I'm a fan of the gemcitabine/platinum and gemcitabine/alkylator combinations.  We've seen anecdotal responses in individual patients which exceed anything I've ever seen or heard about; e.g. our ovarian cancer patient who grew through primary chemotherapy with platinum/Taxol, grew through high dose chemotherapy with tandem stem cell transplants at UCLA, only to achieve a 4 + year duration complete remission (starting with more than a kilogram of pelvic/abdominal/pleural tumor) with gemcitabine/platinum.  And our pancreatic cancer patient (0.5 MB PDF) (who presented with advanced disease, with widespread metastases, but who enjoyed a durable complete remission and >7 year survival).  But giving this combination to everyone is not all that helpful (subsequent clinical trials in which this regimen was given on an empiric basis to ovarian and pancreatic cancer patients were largely "negative"), because the immunosuppression, mutagenicity, whatever of the combination cancels out, in many patients, the gains in a few, fortunate patients.

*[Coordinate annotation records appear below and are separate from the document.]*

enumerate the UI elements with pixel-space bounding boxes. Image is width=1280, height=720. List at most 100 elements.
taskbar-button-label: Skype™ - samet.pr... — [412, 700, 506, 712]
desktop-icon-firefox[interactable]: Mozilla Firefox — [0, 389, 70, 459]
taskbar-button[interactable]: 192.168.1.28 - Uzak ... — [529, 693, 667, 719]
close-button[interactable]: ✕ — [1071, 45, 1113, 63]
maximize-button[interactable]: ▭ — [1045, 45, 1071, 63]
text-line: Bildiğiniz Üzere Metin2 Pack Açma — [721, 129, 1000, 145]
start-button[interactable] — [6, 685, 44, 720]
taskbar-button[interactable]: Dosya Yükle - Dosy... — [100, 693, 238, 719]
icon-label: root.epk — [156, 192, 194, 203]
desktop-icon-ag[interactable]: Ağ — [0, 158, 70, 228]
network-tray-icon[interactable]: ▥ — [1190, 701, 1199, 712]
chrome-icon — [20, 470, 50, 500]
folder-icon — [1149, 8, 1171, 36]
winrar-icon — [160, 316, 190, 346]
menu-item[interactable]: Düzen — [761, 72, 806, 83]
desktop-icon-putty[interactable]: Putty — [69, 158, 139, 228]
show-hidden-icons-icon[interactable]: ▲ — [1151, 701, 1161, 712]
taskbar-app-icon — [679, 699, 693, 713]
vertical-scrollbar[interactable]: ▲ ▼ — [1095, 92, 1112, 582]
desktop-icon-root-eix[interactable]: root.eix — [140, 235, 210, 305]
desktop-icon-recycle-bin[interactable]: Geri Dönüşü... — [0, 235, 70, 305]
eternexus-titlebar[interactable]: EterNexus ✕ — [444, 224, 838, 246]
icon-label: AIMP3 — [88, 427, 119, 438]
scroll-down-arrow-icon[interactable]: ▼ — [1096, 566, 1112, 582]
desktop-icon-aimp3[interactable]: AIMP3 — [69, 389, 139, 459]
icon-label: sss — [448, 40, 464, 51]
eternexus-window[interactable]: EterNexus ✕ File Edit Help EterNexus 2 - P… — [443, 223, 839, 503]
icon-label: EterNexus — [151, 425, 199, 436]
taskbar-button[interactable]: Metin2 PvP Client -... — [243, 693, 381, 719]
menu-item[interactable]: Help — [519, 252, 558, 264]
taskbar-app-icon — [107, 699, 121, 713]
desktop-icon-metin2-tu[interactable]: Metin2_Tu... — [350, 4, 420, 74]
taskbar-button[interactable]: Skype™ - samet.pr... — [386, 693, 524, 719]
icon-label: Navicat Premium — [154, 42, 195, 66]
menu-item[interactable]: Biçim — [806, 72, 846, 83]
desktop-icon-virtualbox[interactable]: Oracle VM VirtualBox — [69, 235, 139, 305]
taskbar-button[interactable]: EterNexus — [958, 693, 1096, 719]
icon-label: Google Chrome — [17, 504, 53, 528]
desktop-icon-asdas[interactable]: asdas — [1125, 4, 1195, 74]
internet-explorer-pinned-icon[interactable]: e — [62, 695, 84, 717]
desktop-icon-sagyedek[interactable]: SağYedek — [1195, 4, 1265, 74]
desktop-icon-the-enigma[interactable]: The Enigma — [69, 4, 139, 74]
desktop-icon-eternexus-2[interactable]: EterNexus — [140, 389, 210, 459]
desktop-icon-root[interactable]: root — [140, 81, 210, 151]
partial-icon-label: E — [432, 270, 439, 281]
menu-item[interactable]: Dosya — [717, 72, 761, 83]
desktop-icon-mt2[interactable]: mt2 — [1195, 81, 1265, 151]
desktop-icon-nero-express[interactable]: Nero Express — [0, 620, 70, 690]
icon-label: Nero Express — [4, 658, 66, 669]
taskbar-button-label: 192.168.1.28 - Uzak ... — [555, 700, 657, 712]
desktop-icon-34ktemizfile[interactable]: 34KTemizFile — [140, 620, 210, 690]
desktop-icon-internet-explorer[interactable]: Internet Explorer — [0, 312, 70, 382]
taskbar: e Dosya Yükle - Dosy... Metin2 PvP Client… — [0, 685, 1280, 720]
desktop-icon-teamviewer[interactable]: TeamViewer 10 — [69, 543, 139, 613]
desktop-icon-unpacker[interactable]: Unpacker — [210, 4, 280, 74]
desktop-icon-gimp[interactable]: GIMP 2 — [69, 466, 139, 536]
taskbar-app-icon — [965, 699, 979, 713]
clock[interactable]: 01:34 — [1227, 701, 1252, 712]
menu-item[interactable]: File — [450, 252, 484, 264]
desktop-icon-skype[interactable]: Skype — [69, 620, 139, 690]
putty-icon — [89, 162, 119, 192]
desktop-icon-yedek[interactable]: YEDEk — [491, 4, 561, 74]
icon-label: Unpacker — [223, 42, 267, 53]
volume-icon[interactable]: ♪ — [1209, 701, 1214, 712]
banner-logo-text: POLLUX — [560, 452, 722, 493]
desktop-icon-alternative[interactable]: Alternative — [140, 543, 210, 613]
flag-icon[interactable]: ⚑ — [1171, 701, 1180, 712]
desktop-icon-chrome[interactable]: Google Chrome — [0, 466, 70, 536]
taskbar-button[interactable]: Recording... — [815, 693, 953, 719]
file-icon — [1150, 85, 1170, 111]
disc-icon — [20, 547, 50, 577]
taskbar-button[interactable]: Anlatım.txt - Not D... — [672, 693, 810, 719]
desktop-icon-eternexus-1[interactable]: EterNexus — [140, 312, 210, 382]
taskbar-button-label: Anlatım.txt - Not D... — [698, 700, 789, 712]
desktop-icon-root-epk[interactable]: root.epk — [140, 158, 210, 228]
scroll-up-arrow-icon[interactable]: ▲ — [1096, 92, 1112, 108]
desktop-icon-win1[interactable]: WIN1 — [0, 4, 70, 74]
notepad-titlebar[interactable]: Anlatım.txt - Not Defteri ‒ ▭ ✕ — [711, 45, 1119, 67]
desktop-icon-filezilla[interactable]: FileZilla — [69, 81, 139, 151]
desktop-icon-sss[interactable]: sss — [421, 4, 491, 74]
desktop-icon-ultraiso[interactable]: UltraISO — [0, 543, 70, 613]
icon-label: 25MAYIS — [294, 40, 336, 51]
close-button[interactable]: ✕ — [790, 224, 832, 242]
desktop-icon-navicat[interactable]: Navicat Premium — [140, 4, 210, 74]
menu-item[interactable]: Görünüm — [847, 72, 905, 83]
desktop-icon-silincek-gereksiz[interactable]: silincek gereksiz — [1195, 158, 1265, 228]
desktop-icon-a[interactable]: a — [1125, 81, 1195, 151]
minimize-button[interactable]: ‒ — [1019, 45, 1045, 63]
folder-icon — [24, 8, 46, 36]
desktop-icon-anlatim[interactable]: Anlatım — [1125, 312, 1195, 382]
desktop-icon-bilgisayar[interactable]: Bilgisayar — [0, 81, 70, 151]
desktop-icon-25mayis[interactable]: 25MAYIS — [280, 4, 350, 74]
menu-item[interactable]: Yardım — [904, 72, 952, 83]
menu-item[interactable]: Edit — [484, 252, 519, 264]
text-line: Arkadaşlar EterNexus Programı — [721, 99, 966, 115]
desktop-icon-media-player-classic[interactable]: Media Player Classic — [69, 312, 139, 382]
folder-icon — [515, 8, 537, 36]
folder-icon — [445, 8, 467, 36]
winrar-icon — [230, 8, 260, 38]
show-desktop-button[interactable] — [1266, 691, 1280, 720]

In my opinion, the era of empiric, aggressive multi-agent cytotoxic chemotherapy for refractory adult solid tumors should come to an end (or at least be put on vacation until more effective drugs become available). We should, instead, (1) put much more emphasis on matching treatment to patient, though the use individualized testing, (2) have more respect for minimal partial response and/or stable disease, when it can be achieved through the use of least toxic/mutagenic drug regimens, and (3) reserve the use of higher dose therapy and/or agressive combination chemotherapy to those fortunate patients with tumor biologies most amenable to attack and total or near-total destruction by these aggressive treatments.